Concernant le jeu «Deep Impact», le but était de sensibiliser non seulement les jeunes mais aussi leur entourage à la symptomatologie de la commotion cérébrale qui est souvent peu spécifique et donc banalisée lorsqu’elle est méconnue. Une prise en charge adéquate permet aux patients, enfants ou adultes, de mieux se rétablir et de diminuer le risque de séquelles au long terme. Cela est fait grâce à de nombreux intervenants qui travaillent en interdisciplinarité et permettent au patient d’avoir un suivi régulier et un soutien à chaque étape de réhabilitation qu’il traverse.

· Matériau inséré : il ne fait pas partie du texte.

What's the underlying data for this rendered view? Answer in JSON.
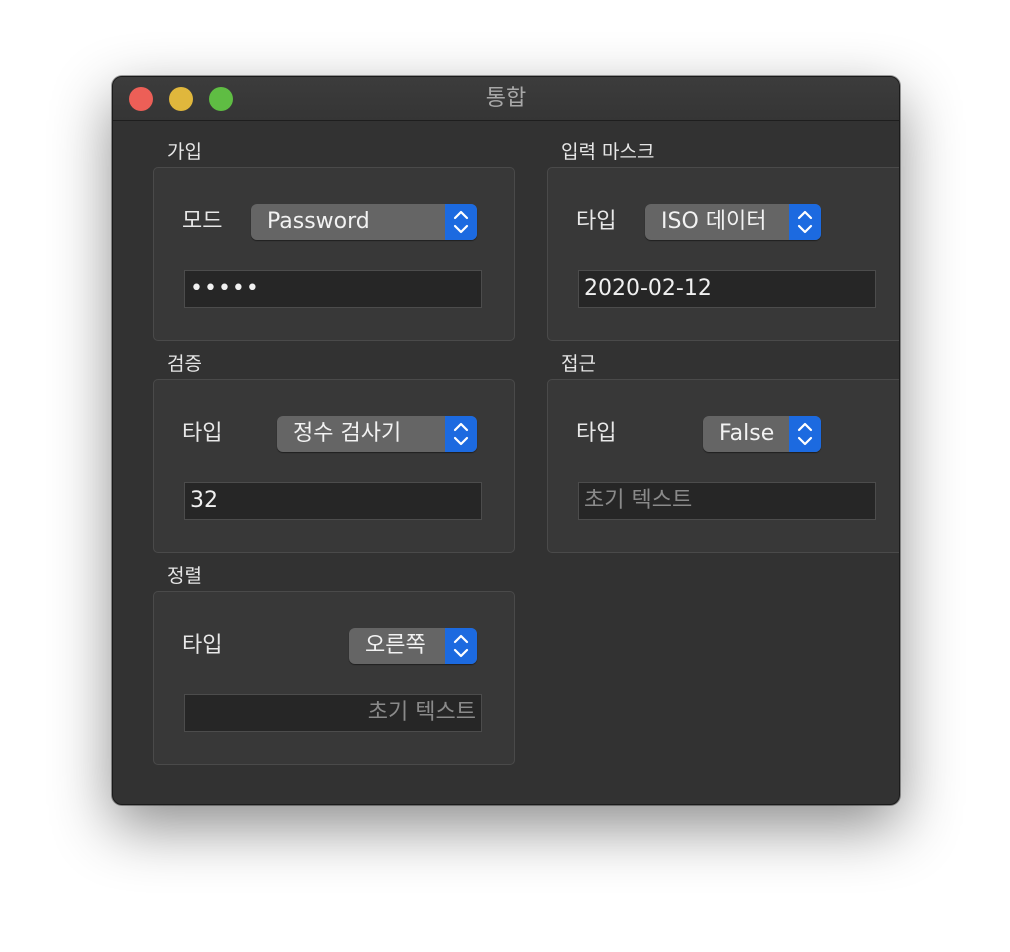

Une formation continue interdisciplinaire en immersion
D’un point de vue académique, les étudiant-e-s ont reçu de nombreuses formations de la part des différents corps de métiers. Celles-ci se présentaient sous forme de cours ou d’enseignement pratique. En fonction des horaires au Vortex, les étudiants ont participé à différentes formations, comme par exemple, les examens cliniques ostéo-articulaires, les soins de podologies, le traitement de plaies, les soins dentaires spécifiques au sport, la lecture d’imageries, ainsi que de nombreuses présentations de cas clinique intégrant une réflexion multidisciplinaire entre les divers corps de métiers présents sur le site.
En plus de ces formations, il y avait un programme académique officiel avec, deux conférences quotidiennes sur divers thèmes en médecine du sport. Ces présentations étaient aussi ouvertes aux équipes médicales de chaque pays, permettant un partage de connaissances très diversifiées et intéressantes.
De plus, chaque étudiant-e a eu l’occasion d’aller sur le terrain pendant une journée pour découvrir les infrastructures médicales mises en place sur les sites ainsi que le déroulement des prises en charge.
Notre rôle dans l’équipe
D’un point de vue organisationnel, les étudiant-e-s ont été responsabilisé-e-s et ont participé à la mise en place et au démontage de la policlinique éphémère. Comme mentionné plus haut, ils ont aussi accompagné les athlètes à l’HEL ou au CHUV afin de faciliter leur prise en charge. Et pour terminer ce stage incroyable et unique, ils ont organisé le «debriefing» final pour l’ensemble du team médical du Vortex, le tout accompagné d’un apéro et de jeux sur le thème: «Les douze travaux d’Hercule.»
Au nom de tous les étudiant-e-s en médecine, nous tenons à remercier tout particulièrement la Dre Nathalie Wenger et le Dr Stéphane Tercier (médecin responsable de la clinique médicale) de nous avoir offert la possibilité de faire ce stage validé et de nous avoir fait découvrir la médecine «olympique» pendant un mois entier. Nous tenons aussi à remercier le directeur de l’école de médecine, le Prof. Pierre-Alexandre Bart, qui nous a permis de participer à cette belle aventure qui s’est présentée à nous dans le cadre de nos stages de 6e année.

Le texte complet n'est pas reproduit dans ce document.